It’s the proverbial win-win. So what took so long?

Through the years, the waters have gotten as muddied as Beach Road flooding after a nor’easter. 

A separate land deal in 2001 has come into play. The Land Bank purchased a 15-acre parcel and a 22-acre parcel along County Road, both next to the Southern Woodlands property. While those parcels were originally deeded to the town as open space in 2000, the person who deeded the land didn’t have title to it. The Land Bank eventually purchased the property from the title holders, but the Land Bank was never recorded as the owner on town assessor maps. That’s key, because the Land Bank as a nonprofit is exempt from property taxes, but with no change on the assessors’ map, a tax lien was placed on the property.

All of that appeared to be cleared up in 2018, when the board of selectmen approved a change of ownership and waived those back taxes. But despite the vote, the change in the assessors’ records never occurred.

This time it was the town that put the land deal on hold, because of a separate agreement between the Land Bank and the Oak Bluffs Water District about a public water supply sandwiched between the County Road parcels.

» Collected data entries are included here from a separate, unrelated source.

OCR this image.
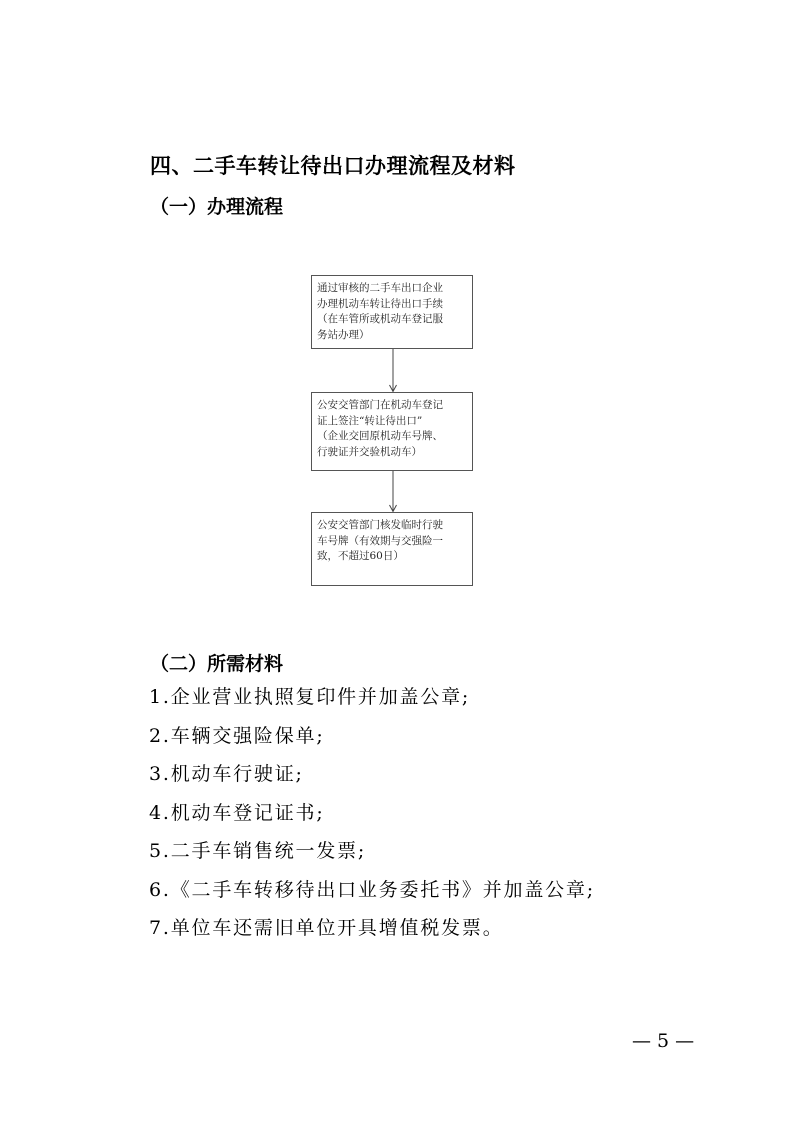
四、二手车转让待出口办理流程及材料
（一）办理流程
通过审核的二手车出口企业
办理机动车转让待出口手续
（在车管所或机动车登记服
务站办理）
公安交管部门在机动车登记
证上签注“转让待出口”
（企业交回原机动车号牌、
行驶证并交验机动车）
公安交管部门核发临时行驶
车号牌（有效期与交强险一
致，不超过60日）
（二）所需材料
1.企业营业执照复印件并加盖公章;
2.车辆交强险保单;
3.机动车行驶证;
4.机动车登记证书;
5.二手车销售统一发票;
6.《二手车转移待出口业务委托书》并加盖公章;
7.单位车还需旧单位开具增值税发票。
— 5 —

In its latest iteration, the Land Bank has agreed not to include that County Road parcel until the town figures out its water supply planning.

Both the town and the commission deserve some blame in the plodding pace of these negotiations. Only two letters have gone between the two government entities since that 2018 vote. That’s not negotiating. That’s playing out the clock.

And there’s a fair bit of incompetence at play here. The town accepted land without clear title, came up with a plan for the Land Bank to purchase that land from the owner who did hold title, and then didn’t properly record the Land Bank as the proper owner of record for years.

Ultimately, both the town and Land Bank need to remember that what they do should be in the public interest. The ball is now in the town’s court, and we see no reason why they shouldn’t act quickly on the Land Bank’s compromise, and send this land swap off to the state legislature for final approval.

Once it’s finalized, let’s hope it doesn’t take another 16 years for the town to move on its promise to use this land to help ease the affordable housing crisis on the Island. Enough time has been wasted.